Meet our new Eco Card 🌍

Meet our new Eco Card 🌍

We’re excited to introduce the latest (and greenest) addition to our card collection. Meet our new Eco Card: a sustainable debit card that’s not only made from plants, but also plants a tree when it’s first used.

Sounds crazy? Let us explain…

We know that children and teenagers are becoming increasingly worried about the future of our planet. More than that, they’re influencing their whole family’s attitude towards the environment, too. With our young users leading the charge, we’ve introduced the first prepaid Visa debit card of its kind in the UK.


We’ve also partnered with Eden Reforestation Projects to plant a tree in celebration of the first time every Eco Card is used. Now, young people can learn the fundamentals of modern money management, with tools driven by their ideals.

“Encouraging eco-conscious purchases at a young age is key to developing a greener mindset and ensuring the future of our planet,” says Eva Orahim of Eden Reforestation Projects.

“We’re delighted to partner with gohenry and encourage children as young as six to give back to nature and make a positive impact through their money choices.”

What it’s made from

Unlike most debit and credit cards, which are made from PVC and can take up to 400 years to decompose, the gohenry Eco Card is made from a renewable material called polylactic acid (PLA). Regular plastic is made from petroleum, coal and crude oils, but PLA is derived from field corn waste. 🌽


gohenry eco card design

How to dispose of it

When you want to dispose of your Eco card, all you need to do is cut out the chip and magnetic strip, chop up the card to protect your personal details, and either put it in your food waste bin for the local council to transport it to a specialist industrial composting facilities, or in your standard rubbish bin (but don’t put it in with your recycling!).

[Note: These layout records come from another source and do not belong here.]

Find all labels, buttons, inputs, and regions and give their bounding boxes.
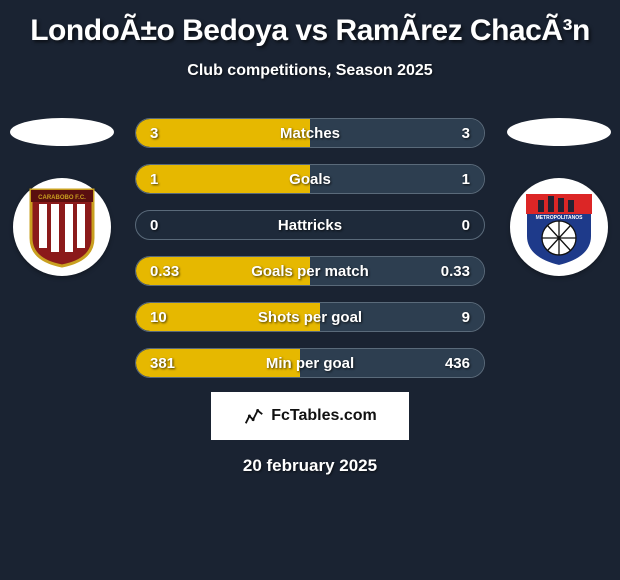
metropolitanos-crest-icon: METROPOLITANOS	[518, 186, 600, 268]
svg-text:CARABOBO F.C.: CARABOBO F.C.	[38, 195, 86, 201]
brand-box[interactable]: FcTables.com	[211, 392, 409, 440]
carabobo-crest-icon: CARABOBO F.C.	[21, 186, 103, 268]
stat-right-value: 9	[462, 309, 470, 326]
right-ellipse	[507, 118, 611, 146]
stat-right-value: 3	[462, 125, 470, 142]
stat-right-value: 0.33	[441, 263, 470, 280]
left-team-badge: CARABOBO F.C.	[13, 178, 111, 276]
stat-row-spg: 10 Shots per goal 9	[135, 302, 485, 332]
stat-label: Hattricks	[136, 217, 484, 234]
stat-row-gpm: 0.33 Goals per match 0.33	[135, 256, 485, 286]
svg-text:METROPOLITANOS: METROPOLITANOS	[535, 215, 583, 221]
page-title: LondoÃ±o Bedoya vs RamÃ­rez ChacÃ³n	[0, 8, 620, 62]
date-text: 20 february 2025	[0, 456, 620, 476]
stat-label: Shots per goal	[136, 309, 484, 326]
brand-text: FcTables.com	[271, 407, 377, 425]
stat-right-value: 1	[462, 171, 470, 188]
left-team-col: CARABOBO F.C.	[8, 118, 115, 276]
stat-row-mpg: 381 Min per goal 436	[135, 348, 485, 378]
stat-label: Matches	[136, 125, 484, 142]
right-team-col: METROPOLITANOS	[505, 118, 612, 276]
stats-column: 3 Matches 3 1 Goals 1 0 Hattricks 0	[135, 118, 485, 378]
stat-row-matches: 3 Matches 3	[135, 118, 485, 148]
stats-card: LondoÃ±o Bedoya vs RamÃ­rez ChacÃ³n Club…	[0, 0, 620, 476]
right-team-badge: METROPOLITANOS	[510, 178, 608, 276]
stat-label: Min per goal	[136, 355, 484, 372]
left-ellipse	[10, 118, 114, 146]
stat-row-goals: 1 Goals 1	[135, 164, 485, 194]
subtitle: Club competitions, Season 2025	[0, 62, 620, 80]
main-row: CARABOBO F.C. 3 Matches 3 1 Goals 1	[0, 118, 620, 378]
stat-row-hattricks: 0 Hattricks 0	[135, 210, 485, 240]
fctables-logo-icon	[243, 405, 265, 427]
stat-right-value: 0	[462, 217, 470, 234]
stat-label: Goals	[136, 171, 484, 188]
stat-label: Goals per match	[136, 263, 484, 280]
stat-right-value: 436	[445, 355, 470, 372]
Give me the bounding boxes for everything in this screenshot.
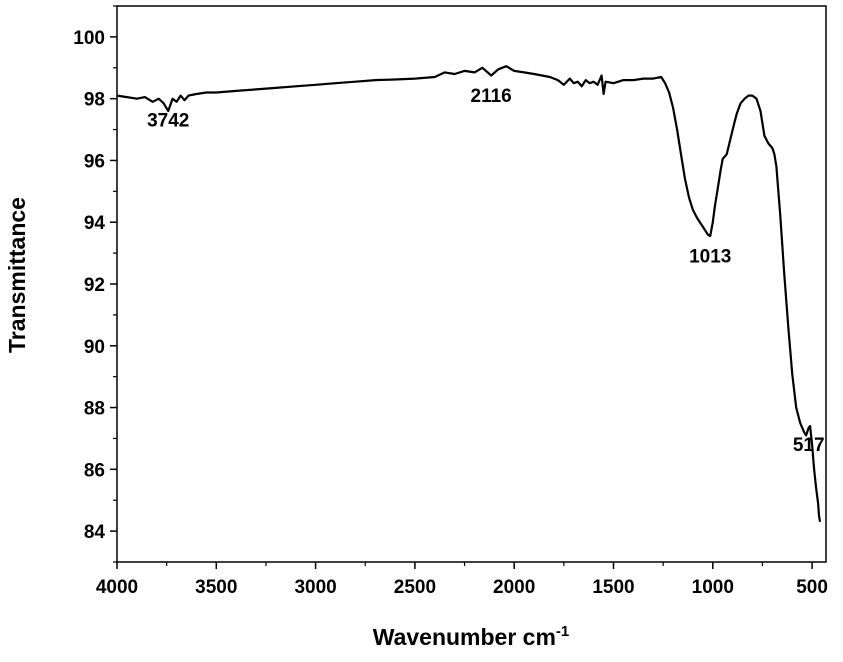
peak-label: 2116 [471,86,512,107]
y-axis: 84 86 88 90 92 94 96 98 100 [73,5,117,563]
peak-label: 1013 [689,246,731,267]
x-tick-label: 1500 [592,577,634,598]
y-tick-label: 86 [84,460,105,481]
y-tick-label: 88 [84,399,105,420]
x-tick-label: 3500 [195,577,237,598]
x-tick-label: 1000 [692,577,734,598]
x-tick-label: 2000 [493,577,535,598]
y-tick-label: 98 [84,90,105,111]
y-tick-label: 84 [84,522,106,543]
spectrum-line [116,65,822,522]
peak-annotations: 3742 2116 1013 517 [147,86,824,456]
x-axis-title-superscript: -1 [556,623,569,640]
x-tick-label: 4000 [96,577,138,598]
peak-label: 517 [793,435,825,456]
x-axis: 4000 3500 3000 2500 2000 1500 1000 500 [96,562,828,598]
y-axis-title: Transmittance [4,197,30,353]
y-tick-label: 90 [84,337,105,358]
peak-label: 3742 [147,110,189,131]
x-tick-label: 500 [796,577,828,598]
x-tick-label: 3000 [294,577,336,598]
y-tick-label: 100 [73,28,105,49]
y-tick-label: 92 [84,275,105,296]
y-tick-label: 96 [84,151,105,172]
x-axis-title-text: Wavenumber cm [373,624,556,650]
x-tick-label: 2500 [394,577,436,598]
x-axis-title: Wavenumber cm-1 [373,623,570,650]
y-tick-label: 94 [84,213,106,234]
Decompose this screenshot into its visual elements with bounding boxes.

gohenry eco card recycling

How we designed it

gohenry kids love to express themselves through their choice of card, so we knew that our Eco Card needed a standout design. Our young customers chose the exact shade of green, which represents growth and the natural world. The circular design references our ‘go’ logo and is symbolic of the Eco Card’s life cycle.


gohenry recycling

The vines you can see inside the circle are taken from our Lucie Corbasson ‘wild card’. This represents the natural core of the card which is, of course, made from plants.


We think that our Eco Card makes the ultimate statement: every gohenry kid who carries it is committed to protecting the environment.


gohenry eco debit card

Eco Card’s positive impact 

All around the world, kids are taking action to protect the future of our planet. Now aged just 16 and 14, Nottinghamshire teens Amy and Ella Meek founded Kids Against Plastic in 2016.


In Stockholm, Greta Thunberg started skipping school to strike for climate action: a cause that later saw millions of children from 150 countries take part in the biggest ever global climate change protest in September 2019.

“We have a whole generation of no-nonsense kids leading the charge for a more environmentally-minded approach,” says our gohenry founder, Louise Hill. “Our Eco Cards are designed to reflect this passion for the environment.”

As the Eco Card is a low-energy product to produce, and composed of 82% bio-sourced renewable material, it helps to reduce plastic pollution. Not only that, our partnership with Eden Reforestation Projects actively helps children to protect the natural world. Our new trees will be planted in Madagascar, Mozambique, Kenya, Haiti, Indonesia and Nepal, for the purpose of reforestation, agroforestry (the combination of agriculture and forestry, which increases biodiversity), and to help reduce poverty through the employment of local villagers.

“We’re all about encouraging smart choices in children and empowering Gen-Z to consider the impact of their purchases,” says Louise. “We want to give our young customers the opportunity to go greener, while still taking part in the digital economy.”